Get summary metrics of a network's ORA results

get_metrics creates a data.frame that contains specified metrics for all network subsets and their permutations that have a subdirectory in the provided path. It is designed to be run on the output of the webgestalt_network function to prepare summary metrics for plotting with the plot_metrics function. The 'directory' path should contain only directories created by webgestalt_network.

Usage

get_metrics(
  directory,
  organism = "hsapiens",
  database = "geneontology_Biological_Process_noRedundant",
  gene_id = "ensembl_gene_id",
  get_sum = TRUE,
  get_percent = FALSE,
  get_mean = FALSE,
  get_median = FALSE,
  get_annotation_overlap = FALSE,
  get_size = TRUE,
  penalty = 3,
  fdr_threshold = 0.05,
  parallel = FALSE
)

Arguments

directory: a directory containing only the directories of ORA summaries created by webgestalt_network for all networks of interest
organism: a string specifying the organism that the data is from, e.g. "hsapiens" or "scerevisiae". Only required if get_annotation_overlap = TRUE.
database: the gene set database to search for enrichment - see options with WebGestaltR::listGeneSet().
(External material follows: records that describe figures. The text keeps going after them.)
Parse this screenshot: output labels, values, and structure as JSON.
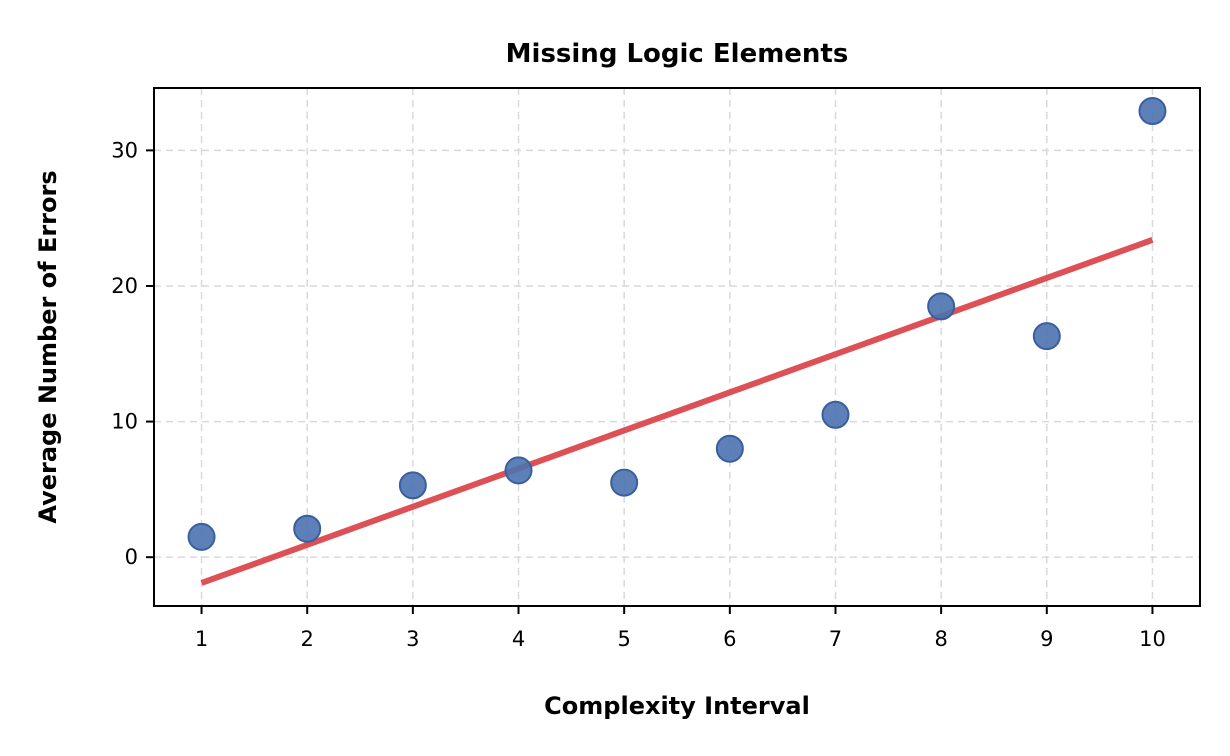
{
  "chart_data": {
    "type": "scatter",
    "title": "Missing Logic Elements",
    "xlabel": "Complexity Interval",
    "ylabel": "Average Number of Errors",
    "xlim": [
      0.55,
      10.45
    ],
    "ylim": [
      -3.6,
      34.6
    ],
    "x_ticks": [
      1,
      2,
      3,
      4,
      5,
      6,
      7,
      8,
      9,
      10
    ],
    "y_ticks": [
      0,
      10,
      20,
      30
    ],
    "grid": true,
    "legend": "none",
    "series": [
      {
        "type": "scatter",
        "color": "#4c72b0",
        "x": [
          1,
          2,
          3,
          4,
          5,
          6,
          7,
          8,
          9,
          10
        ],
        "y": [
          1.5,
          2.1,
          5.3,
          6.4,
          5.5,
          8.0,
          10.5,
          18.5,
          16.3,
          32.9
        ]
      },
      {
        "type": "line",
        "color": "#dd5055",
        "x": [
          1,
          10
        ],
        "y": [
          -1.9,
          23.4
        ]
      }
    ]
  }
}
Must be a Gene Ontology "biological process" database if get_annotation_overlap = TRUE.
gene_id: the naming system used for the input genes - see options with WebGestaltR::listIdType() and see webgestalt.org for examples of each type. Only required if get_annotation_overlap = TRUE.
get_sum: boolean whether to get the 'sum' metric, which is the sum of the negative log base 10 of the p-value for the top term of each source node minus 'penalty' times the total number of source nodes.
get_percent: boolean whether to get the 'percent' metric, which is the percent of source nodes with at least one term with a FDR below the 'fdr_threshold'
get_mean: boolean whether to get the 'mean' metric, which is the mean negative log base 10 of the p-value for the top term of each source node regardless of significance
get_median: boolean whether to get the 'median' metric, which is the median negative log base 10 of the p-value for the top term of each source node regardless of significance
get_annotation_overlap: boolean whether to get the 'annotation_overlap' metric, which is the percent of source nodes that are annotated to at least one of the 16 GO terms for which their target genes are most enriched
get_size: boolean whether to get the 'size' metric, which is the number of source nodes in the network subset that have more than one target gene with annotations. This number is used in the calculation of all other metrics.
penalty: the penalty applied to the 'sum' metric for each TF in the network
fdr_threshold: the FDR threshold for a gene set term to be considered significantly over-represented for the purposes of calculating the 'percent' metric
parallel: boolean whether to get the metrics for each network in the directory in parallel - use with caution, as this has not been adequately tested

Value

a list of data.frames, each containing the values of one metric. The columns of a data.frame represent the different subset sizes, and the rows represent the different network permutations. The first row is from the unpermuted networks.